Eles têm entre 40 e 50 anos, vivem imersos em uma desesperança crônica, a maioria segue solteiro e sem filhos e jogaram a toalha no panorama trabalhista. Cada vez estão mais convencidos de que ficarão o resto de suas vidas cuidando de seus pais idosos na casa da qual nunca chegaram a se emancipar. Trata-se da "geração perdida" do Japão e têm uma lição a ensinar ao resto dos países do mundo com problemas econômicos estruturais similares, sobretudo no tocante a oportunidade de trabalho. |
De quantas pessoas estamos falando? Segundo uma detalhada reportagem da Bloomberg, que foi ver como é o dia a dia destas pessoas, o censo japonês os quantifica em 3,4 milhões para um país de 126 milhões. Em seu momento chegaram a ser entre 13 e 15 milhões de afetados, mas hoje permanece só uma quarta parte deles.
O gravíssimo estouro da bolha dos finais dos 80 no Japão endureceu sua economia e fez com que as empresas do país, cuja cultura empresarial é terrivelmente estrita e protocolar, deixassem de contratar jovens entre 1993 e 2004. Ali é entendido que as portas só se abrem uma vez.
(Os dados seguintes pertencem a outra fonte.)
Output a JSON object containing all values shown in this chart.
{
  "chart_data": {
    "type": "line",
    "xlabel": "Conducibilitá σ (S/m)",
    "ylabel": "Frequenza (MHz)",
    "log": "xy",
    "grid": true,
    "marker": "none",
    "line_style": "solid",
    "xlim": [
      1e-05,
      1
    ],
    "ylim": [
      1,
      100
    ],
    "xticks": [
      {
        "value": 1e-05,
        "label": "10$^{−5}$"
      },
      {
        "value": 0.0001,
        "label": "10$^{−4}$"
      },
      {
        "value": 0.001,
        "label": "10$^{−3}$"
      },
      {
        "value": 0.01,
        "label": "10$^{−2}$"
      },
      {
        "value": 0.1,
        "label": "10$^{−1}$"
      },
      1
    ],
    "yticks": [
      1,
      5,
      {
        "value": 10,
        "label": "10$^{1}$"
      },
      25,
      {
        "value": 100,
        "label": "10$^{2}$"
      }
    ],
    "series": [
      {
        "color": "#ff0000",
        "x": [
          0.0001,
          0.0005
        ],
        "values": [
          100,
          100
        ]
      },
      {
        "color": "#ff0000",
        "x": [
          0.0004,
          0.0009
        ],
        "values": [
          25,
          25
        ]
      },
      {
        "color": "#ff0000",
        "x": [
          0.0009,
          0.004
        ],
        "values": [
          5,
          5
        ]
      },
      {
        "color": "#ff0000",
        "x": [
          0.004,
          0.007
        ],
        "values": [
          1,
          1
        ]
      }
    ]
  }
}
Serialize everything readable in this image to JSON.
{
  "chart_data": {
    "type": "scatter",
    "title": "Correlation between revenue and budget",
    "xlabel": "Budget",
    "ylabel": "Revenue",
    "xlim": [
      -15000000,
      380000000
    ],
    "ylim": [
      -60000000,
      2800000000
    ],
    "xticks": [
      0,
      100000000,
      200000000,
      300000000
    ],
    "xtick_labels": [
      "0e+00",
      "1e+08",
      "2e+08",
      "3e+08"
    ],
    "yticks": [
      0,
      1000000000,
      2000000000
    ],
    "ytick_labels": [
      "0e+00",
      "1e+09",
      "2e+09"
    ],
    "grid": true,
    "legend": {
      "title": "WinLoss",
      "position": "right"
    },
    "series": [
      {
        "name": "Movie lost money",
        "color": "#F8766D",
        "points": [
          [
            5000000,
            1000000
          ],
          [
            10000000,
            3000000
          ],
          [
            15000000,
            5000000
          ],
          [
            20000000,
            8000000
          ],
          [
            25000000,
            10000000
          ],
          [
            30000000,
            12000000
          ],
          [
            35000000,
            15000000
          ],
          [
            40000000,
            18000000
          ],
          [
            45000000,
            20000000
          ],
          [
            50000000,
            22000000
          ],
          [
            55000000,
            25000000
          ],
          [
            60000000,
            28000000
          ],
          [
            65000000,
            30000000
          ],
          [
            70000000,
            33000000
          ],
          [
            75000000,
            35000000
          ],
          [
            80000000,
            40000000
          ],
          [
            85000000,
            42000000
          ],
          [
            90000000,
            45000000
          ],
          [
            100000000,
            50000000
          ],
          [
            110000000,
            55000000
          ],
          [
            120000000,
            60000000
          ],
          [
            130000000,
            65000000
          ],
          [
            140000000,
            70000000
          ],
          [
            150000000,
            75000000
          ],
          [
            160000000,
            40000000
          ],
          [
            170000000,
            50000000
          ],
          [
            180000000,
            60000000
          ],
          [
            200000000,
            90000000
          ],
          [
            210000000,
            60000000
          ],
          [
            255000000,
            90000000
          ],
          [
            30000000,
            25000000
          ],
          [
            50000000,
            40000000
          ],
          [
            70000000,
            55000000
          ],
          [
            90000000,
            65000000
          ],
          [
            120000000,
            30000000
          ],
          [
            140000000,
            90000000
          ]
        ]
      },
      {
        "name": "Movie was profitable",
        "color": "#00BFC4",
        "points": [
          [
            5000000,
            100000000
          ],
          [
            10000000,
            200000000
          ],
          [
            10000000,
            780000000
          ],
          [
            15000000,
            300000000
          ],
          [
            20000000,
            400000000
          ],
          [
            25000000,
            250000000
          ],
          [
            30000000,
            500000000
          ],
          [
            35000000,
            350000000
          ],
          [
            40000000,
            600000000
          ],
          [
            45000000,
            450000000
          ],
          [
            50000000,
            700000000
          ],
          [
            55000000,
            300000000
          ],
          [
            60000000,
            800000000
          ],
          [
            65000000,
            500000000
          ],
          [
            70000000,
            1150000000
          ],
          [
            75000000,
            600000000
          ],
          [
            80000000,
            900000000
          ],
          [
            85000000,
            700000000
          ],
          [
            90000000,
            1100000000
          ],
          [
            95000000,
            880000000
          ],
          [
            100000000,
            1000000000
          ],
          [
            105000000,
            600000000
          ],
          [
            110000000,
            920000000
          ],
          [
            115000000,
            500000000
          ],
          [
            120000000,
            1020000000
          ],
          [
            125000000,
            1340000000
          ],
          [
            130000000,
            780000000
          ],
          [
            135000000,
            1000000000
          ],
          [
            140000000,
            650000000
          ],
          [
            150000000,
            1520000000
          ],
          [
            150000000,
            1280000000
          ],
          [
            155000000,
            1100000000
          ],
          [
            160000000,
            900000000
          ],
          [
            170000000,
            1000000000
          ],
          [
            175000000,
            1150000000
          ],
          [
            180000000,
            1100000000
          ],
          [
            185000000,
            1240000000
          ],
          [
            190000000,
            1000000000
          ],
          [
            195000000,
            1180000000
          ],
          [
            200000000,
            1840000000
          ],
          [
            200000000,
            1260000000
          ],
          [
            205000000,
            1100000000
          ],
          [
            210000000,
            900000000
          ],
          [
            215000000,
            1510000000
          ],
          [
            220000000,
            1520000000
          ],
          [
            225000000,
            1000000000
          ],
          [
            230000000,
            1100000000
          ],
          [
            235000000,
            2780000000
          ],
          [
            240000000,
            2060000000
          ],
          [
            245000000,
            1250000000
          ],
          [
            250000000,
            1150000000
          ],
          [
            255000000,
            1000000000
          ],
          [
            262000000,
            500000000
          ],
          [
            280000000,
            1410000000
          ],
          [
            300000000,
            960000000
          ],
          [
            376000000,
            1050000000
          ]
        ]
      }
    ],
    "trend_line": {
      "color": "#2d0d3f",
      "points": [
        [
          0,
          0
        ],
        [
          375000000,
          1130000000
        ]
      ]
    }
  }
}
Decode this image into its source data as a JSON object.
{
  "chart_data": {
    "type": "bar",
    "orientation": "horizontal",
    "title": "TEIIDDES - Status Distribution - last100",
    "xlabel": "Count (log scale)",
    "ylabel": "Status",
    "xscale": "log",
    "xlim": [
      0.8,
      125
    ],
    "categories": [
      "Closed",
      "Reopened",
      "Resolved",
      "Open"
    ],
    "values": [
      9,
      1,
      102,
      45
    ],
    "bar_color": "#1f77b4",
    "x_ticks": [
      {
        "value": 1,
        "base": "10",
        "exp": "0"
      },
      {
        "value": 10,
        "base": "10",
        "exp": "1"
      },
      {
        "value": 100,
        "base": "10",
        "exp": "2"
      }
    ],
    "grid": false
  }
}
Então, se você não conseguisse passar pelo funil trabalhista durante a juventude sua candidatura era queimada frente aos candidatos da seguinte geração, quando o país remontou. Isso, somado a uma desídia nacional e a realidades psicossociais como o hikikomorismo, fabricou um excedente de ociosos com os quais o governo não soube o que fazer, nem então nem agora que se aproximam da terceira idade.
E qual é sua realidade? Muitos ficam trancados dentro de casa, saindo dela apenas para pouco mais que o necessário. Deram as costas ao consumo. O estigma social é tão pesado que ONGs e outras associações promovem pontos de encontro, mais bem santuários para que os assistentes possam se relacionar com outras pessoas sem sentir a pressão social de serem párias e tentarem reconstruir algum tipo de vida.
Pior: alguns vendo o panorama foram abandonando o estudo superior, outros chegaram a se licenciar, muitos tentaram uma vez e outra arrumar um trabalho, mas as opções são tão precárias -trabalhos fisicamente extenuantes ou com condições draconianas- que seguem se desvinculando do mercado trabalhista e do mundo.
Já há programas governamentais de ajuda a empresas para contratar pessoas da geração perdida para tarefas medíocres, mas o número de solicitantes é sempre muitíssimo maior que os postos ofertados. Como dependem em sua maioria da pensão de seus pais, ninguém sabe o que ocorrerá quando estes morrerem.
Para enfrentar a recessão, o que restou do tecido empresarial japonês optou por uma fórmula que é bem conhecida, manter contentes os trabalhadores mais velhos e fixos, mas abrir toda nova vaga sob contratos temporários e terceirizados, com salário muito menores, e dos quais foi possível se desfazer facilmente em cada um dos múltiplos altos e baixos que foram surgindo nos anos seguintes.
Criaram um mercado de trabalho bicéfalo em que alguns ostentam uma grande quantidade de mordomias à custa da condenação da metade da força do país a um nomadismo trabalhista que incapacita a estabilidade e o consumo. Os frágeis sempre pagam o pato, claro: hoje 40% da mão de obra japonesa é terceirizada e 69% são ocupados por mulheres. Nesta categoria encontra-se a maioria da geração perdida, ainda que não só.
Ainda que a estatística diga que a taxa de desemprego do país asiático está em 2,2%, a metade dos japoneses vive com salários entre 150.000 e 200.000 ienes (de 7.600 a 10.200 reais). Se levarmos em conta que o país tem um dos mais altos custos de vida do mundo será fácil inferir que estes valores são insuficientes para fazer planos a longo prazo. Tudo isto criou um coquetel pelo qual a classe média vai desaparecendo, enquanto aumenta a desigualdade e a pobreza. Por suposto, os políticos há anos fingem que estão tentando corrigir isto.
O Japão, como todos os países, endividado pelo coronavírus e com futuro de políticas expansivas, mas com baixa inflação, escassos consumo e inovação, está provocando um temor a que esteja criando uma nova geração de sobreviventes quando ainda não conseguiu sanar a anterior.